Diabetic Foot Care Tips for Winter

Oct 10th, 2012 by Jenna Goldberg | Be The First To Comment

Woman putting on slippers

Winter months require a little extra foot care for everyone, but diabetics especially need to keep feet healthy. Decreased circulation, dry skin, and spending time exposed to cold and wet conditions put diabetic feet at a higher risk for developing an infection or foot condition. This is all the more reason to pamper your feet and keep them comfortable. See the below winter foot care tips for diabetics and take extra care to keep feet healthy and comfortable during the colder months.

Wear Proper Fitting Footwear

The key to keeping feet healthy and comfortable is proper fitting socks and shoes- never compromise! Winter Footwear is more restrictive, but that doesn’t mean your toes should be smooshed or your laces too tight. Diabetic slippers, shoes, and boots are specially designed to keep feet cushioned and protected and can greatly improve foot health.

Check Your Feet Everyday

It’s important to look over your feet on a daily basis, checking for any blisters, cuts, irritation, discoloration or fungus. Check the top, side, and back of each foot. Examine toenails for discoloration or thickening, and make note of any changes. It’s especially important to perform a daily foot exam if you have neuropathy, however all diabetic feet run the risk of a foot problem escalating if not treated early. If you observe something out of the norm, notify your doctor.

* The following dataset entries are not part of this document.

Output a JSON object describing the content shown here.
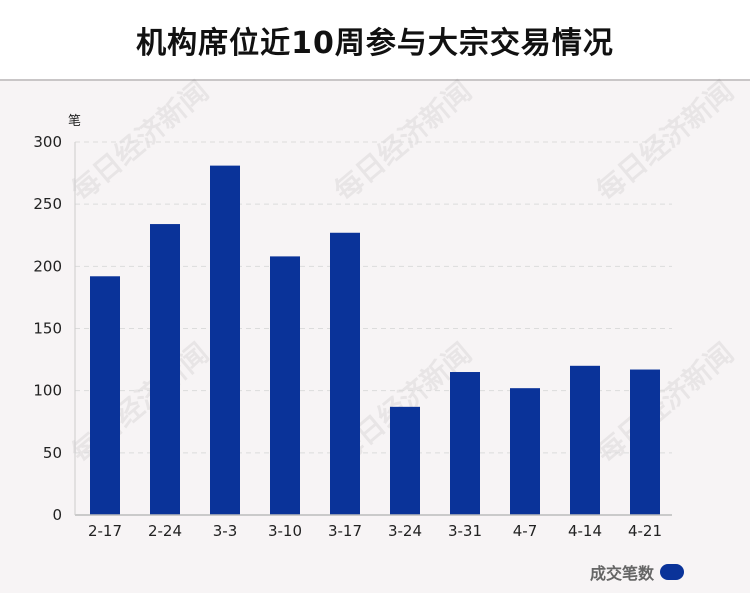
{
  "title": "机构席位近10周参与大宗交易情况",
  "watermark": "每日经济新闻",
  "chart_data": {
    "type": "bar",
    "categories": [
      "2-17",
      "2-24",
      "3-3",
      "3-10",
      "3-17",
      "3-24",
      "3-31",
      "4-7",
      "4-14",
      "4-21"
    ],
    "series": [
      {
        "name": "成交笔数",
        "values": [
          192,
          234,
          281,
          208,
          227,
          87,
          115,
          102,
          120,
          117
        ],
        "color": "#0a3399"
      }
    ],
    "unit": "笔",
    "ylim": [
      0,
      300
    ],
    "yticks": [
      0,
      50,
      100,
      150,
      200,
      250,
      300
    ],
    "grid": true,
    "legend_position": "bottom-right"
  }
}
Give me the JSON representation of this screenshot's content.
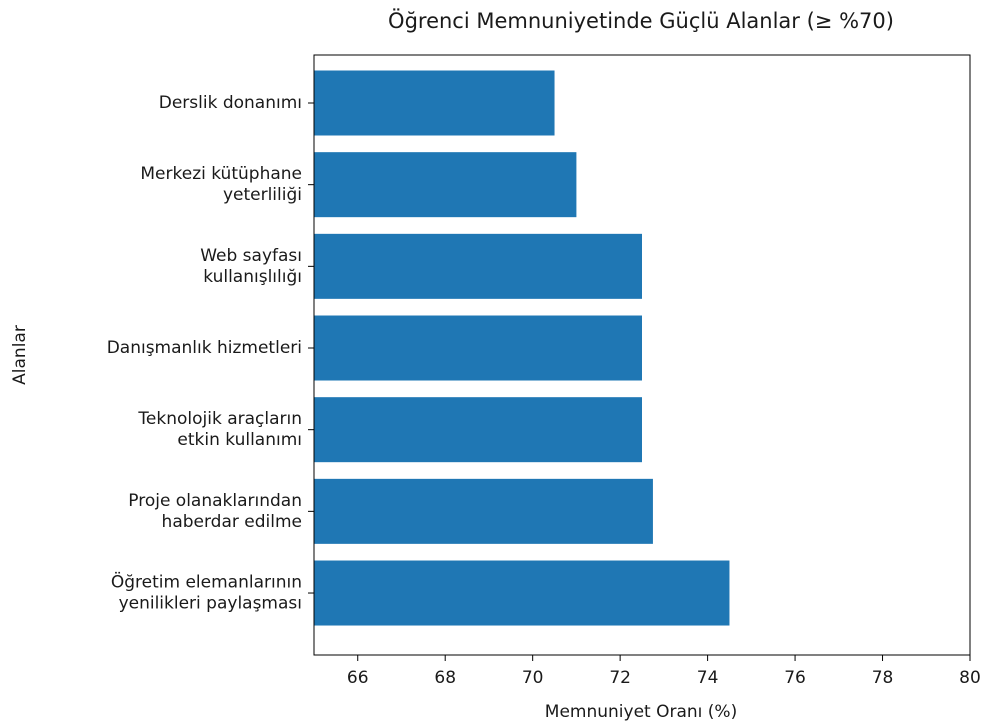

The Linden Method – #1 Anxiety & Panic Attacks Cure Progratreated early. If you observe something out of the norm, notify your doctor.

Keep Feet Moisturized

Always keep feet dry, clean, and moisturized. Apply lotion to the top and bottom of foot, but not between the toes, which increases the risk of foot fungus. Over-the-counter creams work fine, but those who suffer from diabetic neuropathy should use a diabetic foot care cream that enhances circulation and promotes natural healing.

Protect Your Feet

Never go barefoot, even indoors. Avoid socks with tight elastic bands or thick seams at the toe. House shoes and slippers are not only recommended, they’re super comfortable. Diabetic slippers for men and women offer protection and support, as well as accommodate custom orthotics. At a minimum, always wear socks. Diabetic socks encourage healthy circulation and keep feet dry and fungus-free. Cotton or acrylic socks (not nylon) prevent irritation and wick away moisture. Never use heating pads or hot water to keep feet warm.


About Author 

Jenna Goldberg attended University of Hawai’i at Manoa and graduated from California State University Long Beach with a bachelor’s degree in journalism and English concentration. When she is not working in the office as HealthyFeetStore.com's Web Content Writer and Digital Marketing Specialist you can find Jenna surfing or snowboarding. She also contributes to S4Mag.com, The Inertia and SALTED Magazine and other surf and snowboard publications. You can find her on Google +.